Noise adaptivity refers to a model’s ability to generalize across various levels of noise via noise estimation provided to the network. Dr. Feng explained that noise-adaptivity allows the model to handle discrepancies between train and test data, making the approach more flexible. “We can use high-field data for training and apply it to low-field data, which is a big advantage,” he said.

Supervised joint reconstruction and denoising refers to cleaning up an image while assembling it—in contrast to the conventional approaches in which denoising is done before or after image reconstruction.
Reducing noise is a tricky task, rife with pitfalls on either side of image formation. Traditionally, denoising has been performed after reconstruction, but in recent years a trend toward denoising raw data has emerged. This strategy is rooted in the realization that isolating true signal closer to the source gives that signal more room to drive the steps that follow, bringing more efficiency to the chain of transformations each of which stands to propagate and amplify noise (and thus to make the task of denoising post-reconstruction more complex). A semantic caveat is that reconstruction algorithms often exert a denoising effect to varying extents by virtue of enforcing regularization terms or drawing on structural priors. Dr. Chen said the new technique she has led differs from these approaches.

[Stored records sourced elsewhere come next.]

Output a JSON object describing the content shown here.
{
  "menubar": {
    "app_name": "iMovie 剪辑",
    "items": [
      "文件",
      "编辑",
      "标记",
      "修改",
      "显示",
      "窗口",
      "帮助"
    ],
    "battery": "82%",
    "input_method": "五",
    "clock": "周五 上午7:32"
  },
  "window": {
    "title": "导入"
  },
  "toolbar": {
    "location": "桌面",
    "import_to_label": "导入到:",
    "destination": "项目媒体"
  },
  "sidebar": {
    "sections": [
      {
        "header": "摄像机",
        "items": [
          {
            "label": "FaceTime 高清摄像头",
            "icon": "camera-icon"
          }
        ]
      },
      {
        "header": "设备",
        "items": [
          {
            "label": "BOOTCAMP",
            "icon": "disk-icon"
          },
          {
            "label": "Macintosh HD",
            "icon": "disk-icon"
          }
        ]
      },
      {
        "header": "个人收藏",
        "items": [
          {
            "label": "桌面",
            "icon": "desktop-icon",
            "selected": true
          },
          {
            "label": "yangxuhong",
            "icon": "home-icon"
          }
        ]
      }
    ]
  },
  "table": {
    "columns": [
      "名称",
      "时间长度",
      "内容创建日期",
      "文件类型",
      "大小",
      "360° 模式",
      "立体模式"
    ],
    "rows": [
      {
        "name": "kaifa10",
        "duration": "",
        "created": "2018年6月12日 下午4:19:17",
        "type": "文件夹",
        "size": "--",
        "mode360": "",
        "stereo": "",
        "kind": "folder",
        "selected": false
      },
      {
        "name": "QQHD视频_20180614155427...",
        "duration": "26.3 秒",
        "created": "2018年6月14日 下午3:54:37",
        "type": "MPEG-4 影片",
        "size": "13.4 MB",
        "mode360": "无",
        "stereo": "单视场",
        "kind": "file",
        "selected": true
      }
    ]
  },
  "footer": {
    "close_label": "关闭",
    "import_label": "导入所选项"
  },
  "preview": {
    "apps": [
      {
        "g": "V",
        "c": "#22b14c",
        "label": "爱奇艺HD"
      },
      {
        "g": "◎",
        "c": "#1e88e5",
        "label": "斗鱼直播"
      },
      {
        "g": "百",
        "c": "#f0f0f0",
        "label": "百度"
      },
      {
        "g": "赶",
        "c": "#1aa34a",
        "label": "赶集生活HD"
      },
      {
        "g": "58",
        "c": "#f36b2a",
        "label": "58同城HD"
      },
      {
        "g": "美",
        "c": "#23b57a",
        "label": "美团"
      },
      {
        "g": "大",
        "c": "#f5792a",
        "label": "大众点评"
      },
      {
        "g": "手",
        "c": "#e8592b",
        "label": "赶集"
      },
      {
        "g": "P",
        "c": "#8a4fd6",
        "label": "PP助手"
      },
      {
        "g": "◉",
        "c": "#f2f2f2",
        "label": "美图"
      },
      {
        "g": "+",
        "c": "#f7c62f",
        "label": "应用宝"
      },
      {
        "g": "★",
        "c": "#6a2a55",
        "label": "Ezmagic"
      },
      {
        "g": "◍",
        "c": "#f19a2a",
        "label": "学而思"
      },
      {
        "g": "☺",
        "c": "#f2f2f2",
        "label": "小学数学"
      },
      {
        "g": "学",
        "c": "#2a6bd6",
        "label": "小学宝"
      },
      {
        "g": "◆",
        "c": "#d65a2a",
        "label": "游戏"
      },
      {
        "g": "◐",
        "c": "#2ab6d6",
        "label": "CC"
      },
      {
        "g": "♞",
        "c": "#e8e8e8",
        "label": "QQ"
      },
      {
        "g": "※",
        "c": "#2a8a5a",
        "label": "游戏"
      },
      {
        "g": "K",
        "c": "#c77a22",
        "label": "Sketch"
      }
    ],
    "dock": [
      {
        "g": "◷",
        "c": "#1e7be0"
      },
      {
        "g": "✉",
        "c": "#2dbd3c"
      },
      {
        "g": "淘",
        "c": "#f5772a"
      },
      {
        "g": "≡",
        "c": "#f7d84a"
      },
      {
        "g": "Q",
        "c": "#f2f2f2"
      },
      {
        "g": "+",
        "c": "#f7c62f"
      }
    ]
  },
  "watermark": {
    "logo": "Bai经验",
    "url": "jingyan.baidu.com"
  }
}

She likened the new process to pursuing two mutually beneficial attention strategies: focusing on self-consistency (the signal) while looking away from randomness (the noise). “It increases the fidelity of prediction,” said Dr. Chen.
The researchers are now working with Siemens Healthineers to integrate models from both studies into Siemens 0.55-tesla scanners so that scientists at other imaging research centers may begin using them, too. “We’ve already got some inquiries,” said Dr. Feng. “The goal is to have a very low field scanner to monitor and identify changes.”